A New Paradigm in Wound Healing: Topical Microdosing Approaches

Abstract Introduction Difficult to treat wounds, such as burns and chronic wounds, constitute a continuous challenge. One current trend is towards developing dressings that allow for targeted delivery of active substances. However, some promising substances are hormones and while exerting positive effects on wound healing, systemic distribution may have detrimental effects and are to be avoided. We have tested a microdosing approach to evaluate the local effects of two hormones, i.e., leptin and estrogen, on wound healing progression.

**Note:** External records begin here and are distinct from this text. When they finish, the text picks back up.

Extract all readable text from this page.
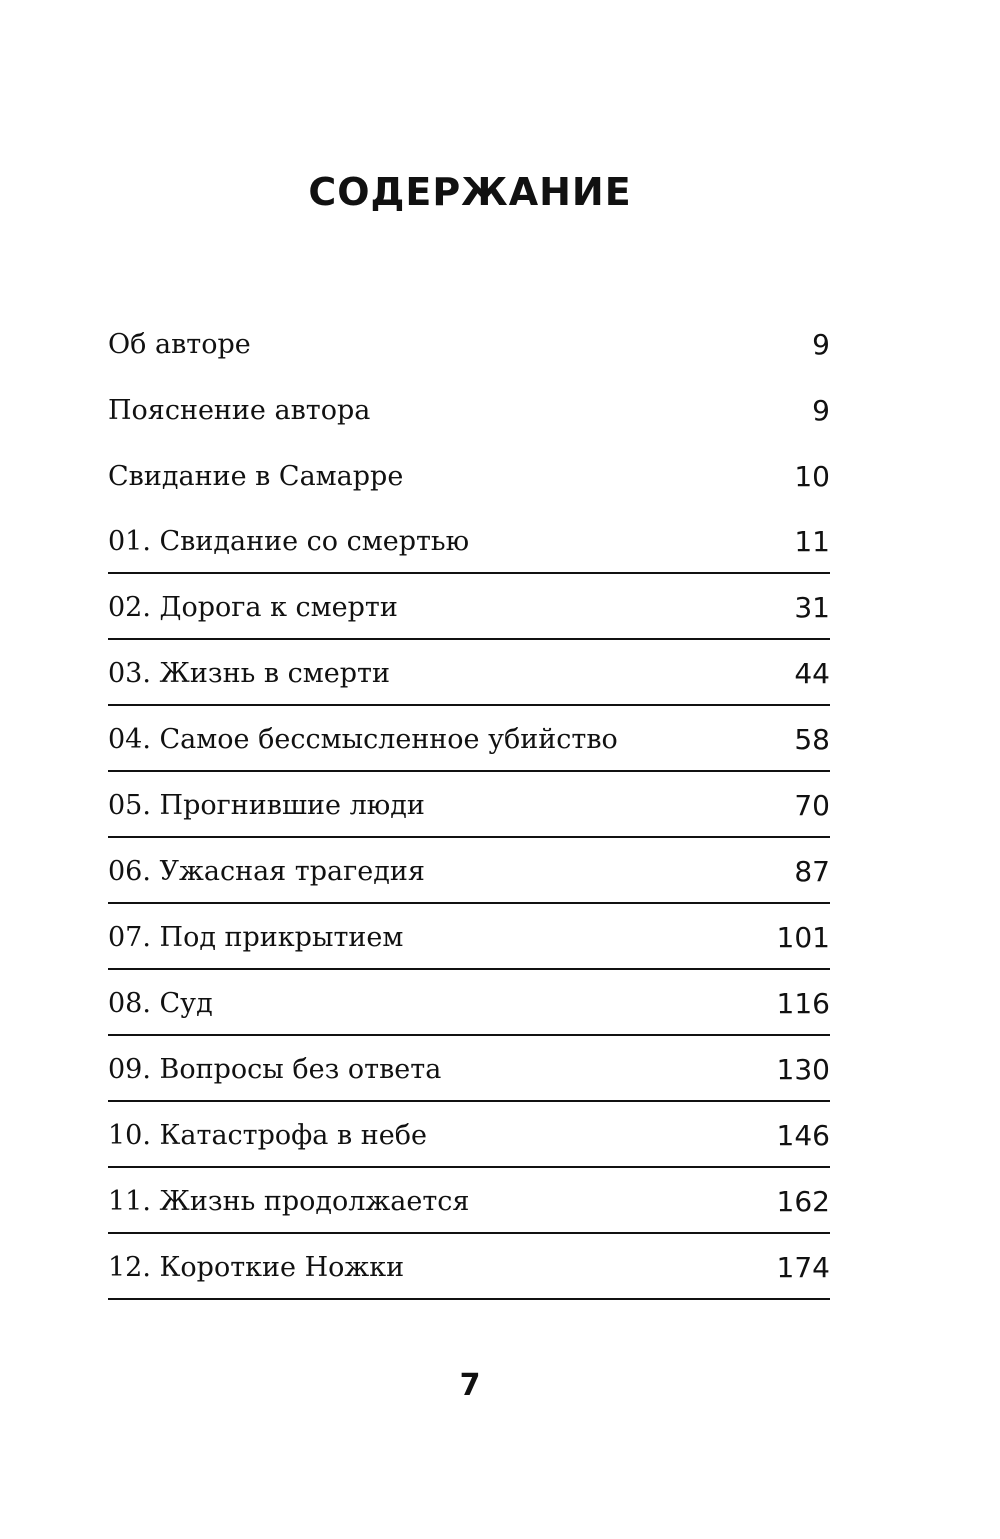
СОДЕРЖАНИЕ
Об авторе	9
Пояснение автора	9
Свидание в Самарре	10
01. Свидание со смертью	11
02. Дорога к смерти	31
03. Жизнь в смерти	44
04. Самое бессмысленное убийство	58
05. Прогнившие люди	70
06. Ужасная трагедия	87
07. Под прикрытием	101
08. Суд	116
09. Вопросы без ответа	130
10. Катастрофа в небе	146
11. Жизнь продолжается	162
12. Короткие Ножки	174
7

Methods Open-flow microperfusion (OFM) technology was adapted to load and supply leptin and 17-b-estradiol via bacterial nanocellulose (BNC) dressings to superficial wounds in porcine ex vivo and in vivo models. Sampling dermal interstitial fluid (dISF) and blood allowed to determine pharmacodynamics and pharmacokinetics. Leptin- and 17-b-estradiol-loaded BNC-dressings were applied to acute superficial excision wounds and wound healing progression was observed for 6 days, with blood and tissue sample collection for analysis of substance distribution, and of local effects on wound healing parameters. Results Systemic distribution was not detected for neither leptin nor 17-b-estradiol. In dISF, leptin was shown to reach maximum concentrations of 0.5-5 ng/ml after 6 hours with levels decreasing after 12 hours. For 17-b-estradiol, constant levels (0.1-1 ng/ml) were observed from 2 to 24 hours. No differences were observed in wound healing progression; however slight differences were observed in epidermis thickness after 17-b-estradiol treatment as compared to mock treated wounds. Conclusions Functionalization and personalisation of nanocellulose dressings using microdosing of wound healing promoting substances is a promising approach for future burn wound and chronic wound treatment. Applicability of Research to Practice Personalized dressings that enable controlled, localized microdosing of active compounds could support targeted modulation of wound healing without systemic risks, and are compatible with existing dressing workflows and bedside sampling. Funding for the study Federal Ministry of Innovation, Mobility and Infrastructure (BMIMI), Republic of Austria.